Indicative assessment

Task % of module mark
Essay/coursework 20
Essay/coursework 30
Essay/coursework 10
Groupwork 10
Oral presentation/seminar/exam 15
Oral presentation/seminar/exam 15

Special assessment rules

Non-compensatable

Additional assessment information

Groups of 4-5 students are tasked to develop a system in which two or more types of robot work together to complete a task in the TFTB York Robotics Laboratory.

Indicative reassessment

None

Module feedback

'Feedback’ at a university level can be understood as any part of the learning process which is designed to guide your progress through your degree programme. We aim to help you reflect on your own learning and help you feel more clear about your progress through clarifying what is expected of you in both formative and summative assessments. A comprehensive guide to feedback and to forms of feedback is available in the Guide to Assessment Standards, Marking and Feedback.
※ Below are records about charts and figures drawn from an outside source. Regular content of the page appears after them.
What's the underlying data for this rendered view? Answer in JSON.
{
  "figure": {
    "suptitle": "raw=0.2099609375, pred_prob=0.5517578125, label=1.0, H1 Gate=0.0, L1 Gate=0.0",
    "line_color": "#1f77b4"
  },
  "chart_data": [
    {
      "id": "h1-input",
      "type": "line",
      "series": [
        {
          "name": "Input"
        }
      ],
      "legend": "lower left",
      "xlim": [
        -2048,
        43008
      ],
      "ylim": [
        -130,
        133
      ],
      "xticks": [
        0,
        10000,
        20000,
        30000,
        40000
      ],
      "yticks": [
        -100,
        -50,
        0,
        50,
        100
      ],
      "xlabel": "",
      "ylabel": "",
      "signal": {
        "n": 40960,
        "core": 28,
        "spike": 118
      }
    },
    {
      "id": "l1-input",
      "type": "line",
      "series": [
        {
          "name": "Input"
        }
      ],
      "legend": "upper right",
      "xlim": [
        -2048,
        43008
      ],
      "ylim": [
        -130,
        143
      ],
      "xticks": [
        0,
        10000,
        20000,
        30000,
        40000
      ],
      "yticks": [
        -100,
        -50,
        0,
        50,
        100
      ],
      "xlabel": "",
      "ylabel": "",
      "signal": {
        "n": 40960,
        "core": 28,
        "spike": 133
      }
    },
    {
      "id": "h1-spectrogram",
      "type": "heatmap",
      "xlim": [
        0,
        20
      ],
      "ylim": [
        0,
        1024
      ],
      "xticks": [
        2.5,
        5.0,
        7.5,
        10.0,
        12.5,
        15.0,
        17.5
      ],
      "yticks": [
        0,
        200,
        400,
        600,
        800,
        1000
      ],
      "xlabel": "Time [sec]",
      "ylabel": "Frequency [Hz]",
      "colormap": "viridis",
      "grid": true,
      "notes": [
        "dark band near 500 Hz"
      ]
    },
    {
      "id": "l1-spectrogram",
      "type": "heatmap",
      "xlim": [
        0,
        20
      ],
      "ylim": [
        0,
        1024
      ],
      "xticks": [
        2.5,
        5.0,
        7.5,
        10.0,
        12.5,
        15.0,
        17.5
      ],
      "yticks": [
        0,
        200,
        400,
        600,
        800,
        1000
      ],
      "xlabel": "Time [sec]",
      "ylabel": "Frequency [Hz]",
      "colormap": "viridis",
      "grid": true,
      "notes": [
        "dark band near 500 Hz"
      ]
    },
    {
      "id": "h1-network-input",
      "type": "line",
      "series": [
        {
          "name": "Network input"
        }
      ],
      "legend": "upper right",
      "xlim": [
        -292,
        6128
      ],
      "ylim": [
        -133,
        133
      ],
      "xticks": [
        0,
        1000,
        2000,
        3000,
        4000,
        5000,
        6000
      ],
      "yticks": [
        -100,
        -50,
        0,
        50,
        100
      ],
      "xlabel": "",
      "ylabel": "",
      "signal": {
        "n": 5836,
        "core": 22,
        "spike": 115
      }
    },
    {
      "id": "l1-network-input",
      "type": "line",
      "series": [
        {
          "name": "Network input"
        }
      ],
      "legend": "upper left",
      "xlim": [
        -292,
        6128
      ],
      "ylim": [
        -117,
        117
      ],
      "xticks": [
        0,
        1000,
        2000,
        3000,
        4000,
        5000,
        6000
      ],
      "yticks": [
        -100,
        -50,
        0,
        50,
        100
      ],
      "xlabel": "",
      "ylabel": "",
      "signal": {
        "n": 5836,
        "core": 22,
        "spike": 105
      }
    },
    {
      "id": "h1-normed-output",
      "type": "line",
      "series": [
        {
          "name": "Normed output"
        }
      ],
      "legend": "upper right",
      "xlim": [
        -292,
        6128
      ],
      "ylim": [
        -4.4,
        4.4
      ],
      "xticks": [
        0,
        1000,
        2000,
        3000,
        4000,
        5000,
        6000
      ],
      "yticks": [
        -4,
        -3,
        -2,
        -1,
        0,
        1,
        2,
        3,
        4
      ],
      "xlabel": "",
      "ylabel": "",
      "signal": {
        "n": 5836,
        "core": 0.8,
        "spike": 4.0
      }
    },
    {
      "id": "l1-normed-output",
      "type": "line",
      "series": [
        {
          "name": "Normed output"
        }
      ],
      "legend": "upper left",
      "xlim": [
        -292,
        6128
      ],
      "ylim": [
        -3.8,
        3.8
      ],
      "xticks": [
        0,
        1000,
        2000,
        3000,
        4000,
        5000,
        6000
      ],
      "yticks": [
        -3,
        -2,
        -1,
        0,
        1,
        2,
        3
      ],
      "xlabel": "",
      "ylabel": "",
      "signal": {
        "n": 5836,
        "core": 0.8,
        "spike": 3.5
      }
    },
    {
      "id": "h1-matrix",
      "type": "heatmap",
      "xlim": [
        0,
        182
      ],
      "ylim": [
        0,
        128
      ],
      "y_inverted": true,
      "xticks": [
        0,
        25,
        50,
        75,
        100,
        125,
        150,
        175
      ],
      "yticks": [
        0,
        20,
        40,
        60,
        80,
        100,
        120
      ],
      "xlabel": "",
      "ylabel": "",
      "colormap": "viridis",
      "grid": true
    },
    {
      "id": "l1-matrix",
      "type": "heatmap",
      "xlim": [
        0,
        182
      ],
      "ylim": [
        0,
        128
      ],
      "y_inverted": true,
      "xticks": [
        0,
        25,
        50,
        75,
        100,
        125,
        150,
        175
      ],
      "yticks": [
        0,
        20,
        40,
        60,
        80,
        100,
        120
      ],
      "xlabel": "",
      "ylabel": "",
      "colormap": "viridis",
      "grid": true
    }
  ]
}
The School of PET aims to provide some form of feedback on all formative and summative assessments that are carried out during the degree programme. In general, feedback on any written work/assignments undertaken will be sufficient so as to indicate the nature of the changes needed in order to improve the work. The School will endeavour to return all exam feedback within the timescale set out in the University's Policy on Assessment Feedback Turnaround Time. The School would normally expect to adhere to the times given, however, it is possible that exceptional circumstances may delay feedback. The School will endeavour to keep such delays to a minimum. Please note that any marks released are subject to ratification by the Board of Examiners and Senate. Meetings at the start/end of each term provide you with an opportunity to discuss and reflect with your supervisor on your overall performance to date.

Formative Feedback:

Students will have first and second supervisors who provide feedback on weekly progress reports by email.

Students are also expected to schedule regular meetings with their supervisors to receive feedback on their progressing design and build activities,.

Summative Feedback:

Feedback forms with a detailed breakdown of grades for each part of the assessment provided at the assessment of coursework which occurs both for an initial design presentation in Week 3 and at the end of term when the projects are assessed.

Indicative reading

Students are expected to use all the skills they have previously learned in the course but may want to refer to the following for supplementary information:

Modern Robotics (Mechanics,Planning and Control), 2017, K.M. Lynch and F. C. Park.

Introduction to Robotics, P.J. McKerrow Addison Wesley 1991.7

Fundamentals for control of robotic manipulators, Koivo, John Wiley, 1989.

Behaviour based robotics, R. C. Arkin, 1998, MIT press

Davies, E. Roy (2005). Machine Vision: Theory, Algorithms, Practicalities (3rd ed.). Amsterdam, Boston: Elsevier. ISBN 9780122060939



The information on this page is indicative of the module that is currently on offer. The University constantly explores ways to enhance and improve its degree programmes and therefore reserves the right to make variations to the content and method of delivery of modules, and to discontinue modules, if such action is reasonably considered to be necessary. In some instances it may be appropriate for the University to notify and consult with affected students about module changes in accordance with the University's policy on the Approval of Modifications to Existing Taught Programmes of Study.